In this issue of the Journal, Hagan and colleagues (pp. 671–681) report on the role of TBK1 in pneumococcal pneumonia (11). This work extends previous studies in which the investigators described key factors involved in IFN-γ production by neutrophils (12) and upregulation of TBK1 in neutrophils from S. pneumoniae–infected mouse lungs (13). In this new publication, the authors demonstrate reduced survival of TBK1-deficient mice upon S. pneumoniae infection compared with control animals. Moreover, systemic TBK1 knockouts, but not mice lacking TBK1 in macrophages, showed reduced proinflammatory cytokine production, a trend toward reduced type I IFN induction, and a slight defect in controlling bacterial replication (Figure 1). These data indicate that TBK1 in nonmacrophage cells contributes to antibacterial defense, and the authors focused on neutrophils as a candidate cell type.

Figure 1.

Schematic model representing the role of TBK1 in pneumococcal pneumonia in mice. After intranasal S. pneumoniae infection, TBK1-deficient mice show unaltered neutrophil recruitment into lungs but reduced neutrophilic ROS production, decreased pulmonary production of proinflammatory mediators, slightly higher bacterial loads in the lung, and increased mortality compared with control animals. Illustrations were partially created using templates from www.motifolio.com. ROS = reactive oxygen species; TBK1 = TANK-binding kinase 1.

They provide some data suggesting that TBK1 in neutrophils is activated upon pneumococcal infection in vivo and by TLR, but not STING, agonists in vitro. Moreover, neutrophils from in vivo–infected TBK1-deficient mice expressed reduced amounts of IFN-γ, IL-12, and reactive oxygen species (ROS) compared with cells from wild-type mice. Similar defects, however, were not observed upon stimulation of TBK1-deficient neutrophils in vitro. The authors therefore conclude that the TBK1-mediated cytokine and ROS production by neutrophils in vivo is indirectly induced by tissue-derived signals rather than directly stimulated through neutrophil-intrinsic pattern recognition receptors. Despite reduced ROS production by neutrophils from TBK1-deficient animals, the study does not provide direct evidence that this mechanism is relevant for the control of S. pneumoniae in vivo, and a previous study indicated that control of pneumococcal infection is not dependent on ROS (14).
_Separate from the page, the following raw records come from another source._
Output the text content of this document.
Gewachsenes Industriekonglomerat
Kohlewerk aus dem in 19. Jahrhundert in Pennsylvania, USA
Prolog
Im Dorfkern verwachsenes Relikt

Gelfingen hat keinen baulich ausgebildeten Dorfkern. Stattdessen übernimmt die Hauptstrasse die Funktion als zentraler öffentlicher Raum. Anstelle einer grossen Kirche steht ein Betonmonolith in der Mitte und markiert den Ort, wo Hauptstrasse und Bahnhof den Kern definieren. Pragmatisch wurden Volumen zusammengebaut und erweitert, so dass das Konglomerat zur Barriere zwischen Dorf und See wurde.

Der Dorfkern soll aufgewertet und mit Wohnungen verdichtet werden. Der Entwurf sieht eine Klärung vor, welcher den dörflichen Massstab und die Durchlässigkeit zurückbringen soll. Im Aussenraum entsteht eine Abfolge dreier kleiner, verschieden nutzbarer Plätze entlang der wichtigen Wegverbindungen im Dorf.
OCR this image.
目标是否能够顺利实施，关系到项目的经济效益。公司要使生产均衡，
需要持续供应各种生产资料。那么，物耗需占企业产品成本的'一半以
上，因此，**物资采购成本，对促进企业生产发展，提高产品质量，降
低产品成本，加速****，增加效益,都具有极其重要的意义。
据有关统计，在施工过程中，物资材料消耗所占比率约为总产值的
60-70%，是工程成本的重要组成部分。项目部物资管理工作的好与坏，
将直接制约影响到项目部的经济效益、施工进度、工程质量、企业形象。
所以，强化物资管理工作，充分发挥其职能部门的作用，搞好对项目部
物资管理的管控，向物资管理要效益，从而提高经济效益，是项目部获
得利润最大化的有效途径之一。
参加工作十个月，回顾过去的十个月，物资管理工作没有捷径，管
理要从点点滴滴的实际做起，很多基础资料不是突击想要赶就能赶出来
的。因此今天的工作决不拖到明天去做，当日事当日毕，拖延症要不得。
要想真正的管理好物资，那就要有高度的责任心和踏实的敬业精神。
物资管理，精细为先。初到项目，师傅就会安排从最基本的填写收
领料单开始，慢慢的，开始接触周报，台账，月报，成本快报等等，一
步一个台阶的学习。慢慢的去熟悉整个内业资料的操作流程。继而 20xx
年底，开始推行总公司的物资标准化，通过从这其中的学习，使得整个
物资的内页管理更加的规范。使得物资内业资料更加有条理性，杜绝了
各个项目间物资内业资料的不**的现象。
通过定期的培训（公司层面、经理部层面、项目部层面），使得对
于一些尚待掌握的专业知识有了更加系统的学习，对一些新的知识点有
These findings related to TBK1’s role in antibacterial, perhaps neutrophil-mediated, defense in the lung are interesting. Nonetheless, several conclusions in the paper require further confirmation, particularly regarding the involvement (or lack thereof) of type I IFNs and the contribution of neutrophil-intrinsic TBK1. For example, type I IFN expression appears to be at least partially reduced in mice lacking TBK1 24 hours after infection, and a role for type I IFNs in TBK1-mediated control of pneumococcal infection therefore cannot be completely excluded. Moreover, further studies need to carefully dissect the relative contributions of various cell types (including neutrophils) to TBK1-mediated immune defense against bacterial infection of the lung. This could be achieved by using neutrophil-specific and perhaps other cell type–specific TBK1 knockouts and by further characterizing neutrophils from mice lacking TBK1 (e.g., regarding phagocytosis, bacterial killing, production of neutrophil extracellular traps). Finally, it would be interesting to investigate the role of TBK1 in autophagy and energy homeostasis during S. pneumoniae infection, which could play a role in antibacterial resistance and/or tolerance of the host.

The study by Hagan and colleagues proposes a possibly IFN-independent function of TBK1 in regulating the neutrophil’s antimicrobial function during bacterial pneumonia. Although many questions about the exact mechanism remain open, this work lays the foundation for further research into the role of TBK1 in neutrophils and other cell types during lung infection.